Outliers have an outsized effect on certain calculations. The mean and the range both include every value, so a single extreme number can drag the average far from where most of the data sits. The median, by contrast, is essentially immune to outliers because it only depends on the middle position, not on the actual values at the extremes. This is why real estate reports use median home prices rather than mean home prices: a handful of multimillion-dollar sales would make the average misleading for a typical buyer.

A quick diagnostic: if the mean and median of your data are far apart, and you’d expect the data to be roughly symmetric, there’s likely an outlier pulling the mean in one direction.

How Analysts Handle Unusual Values

Detecting an unusual value is only the first step. What you do with it depends on why it’s there. If a data entry reads 1145 when it should be 145, that’s a typo and should be corrected. If a value is genuinely extreme but real, removing it could erase important information.

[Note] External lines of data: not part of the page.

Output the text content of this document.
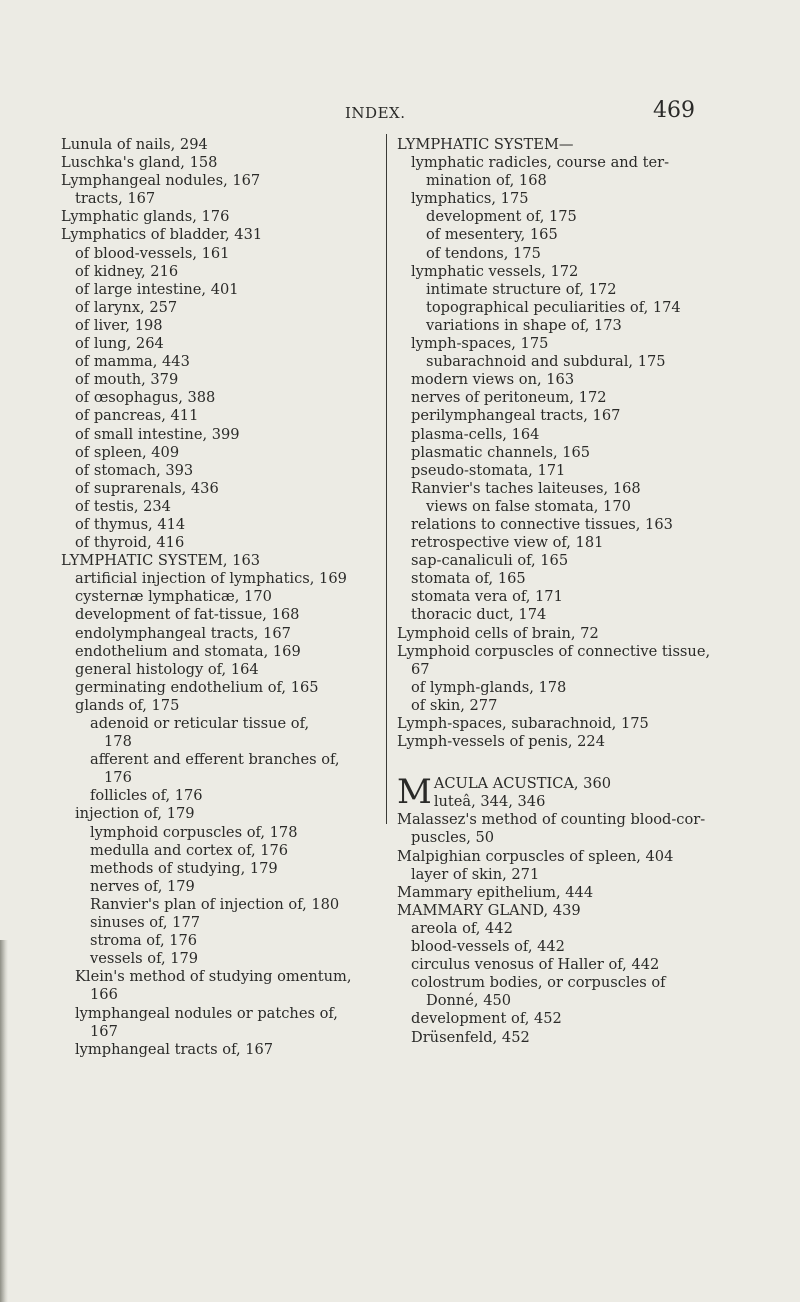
INDEX.	469
Lunula of nails, 294
Luschka's gland, 158
Lymphangeal nodules, 167
tracts, 167
Lymphatic glands, 176
Lymphatics of bladder, 431
of blood-vessels, 161
of kidney, 216
of large intestine, 401
of larynx, 257
of liver, 198
of lung, 264
of mamma, 443
of mouth, 379
of œsophagus, 388
of pancreas, 411
of small intestine, 399
of spleen, 409
of stomach, 393
of suprarenals, 436
of testis, 234
of thymus, 414
of thyroid, 416
LYMPHATIC SYSTEM, 163
artificial injection of lymphatics, 169
cysternæ lymphaticæ, 170
development of fat-tissue, 168
endolymphangeal tracts, 167
endothelium and stomata, 169
general histology of, 164
germinating endothelium of, 165
glands of, 175
adenoid or reticular tissue of,
178
afferent and efferent branches of,
176
follicles of, 176
injection of, 179
lymphoid corpuscles of, 178
medulla and cortex of, 176
methods of studying, 179
nerves of, 179
Ranvier's plan of injection of, 180
sinuses of, 177
stroma of, 176
vessels of, 179
Klein's method of studying omentum,
166
lymphangeal nodules or patches of,
167
lymphangeal tracts of, 167
LYMPHATIC SYSTEM—
lymphatic radicles, course and ter-
mination of, 168
lymphatics, 175
development of, 175
of mesentery, 165
of tendons, 175
lymphatic vessels, 172
intimate structure of, 172
topographical peculiarities of, 174
variations in shape of, 173
lymph-spaces, 175
subarachnoid and subdural, 175
modern views on, 163
nerves of peritoneum, 172
perilymphangeal tracts, 167
plasma-cells, 164
plasmatic channels, 165
pseudo-stomata, 171
Ranvier's taches laiteuses, 168
views on false stomata, 170
relations to connective tissues, 163
retrospective view of, 181
sap-canaliculi of, 165
stomata of, 165
stomata vera of, 171
thoracic duct, 174
Lymphoid cells of brain, 72
Lymphoid corpuscles of connective tissue,
67
of lymph-glands, 178
of skin, 277
Lymph-spaces, subarachnoid, 175
Lymph-vessels of penis, 224
M ACULA ACUSTICA, 360
luteâ, 344, 346
Malassez's method of counting blood-cor-
puscles, 50
Malpighian corpuscles of spleen, 404
layer of skin, 271
Mammary epithelium, 444
MAMMARY GLAND, 439
areola of, 442
blood-vessels of, 442
circulus venosus of Haller of, 442
colostrum bodies, or corpuscles of
Donné, 450
development of, 452
Drüsenfeld, 452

Analysts generally choose from a few strategies. Trimming removes outliers entirely, which shrinks the dataset but eliminates their influence. Winsorization takes a different approach: instead of deleting extreme values, it replaces them with less extreme ones at a chosen boundary. In a 95% winsorization, for example, any value below the 5th percentile gets replaced with the 5th percentile value, and anything above the 95th percentile gets capped at that level. This keeps every data point in the set while limiting the pull of the extremes.

The choice of method, and even the choice of where to draw the line between “unusual” and “normal,” involves judgment. As researchers have noted, deciding whether to use a cutoff of 2, 2.5, or 3 standard deviations is inherently subjective. There is no single correct answer. The key is being transparent about which rule you used and why, so others can evaluate whether your conclusions hold up under a different choice.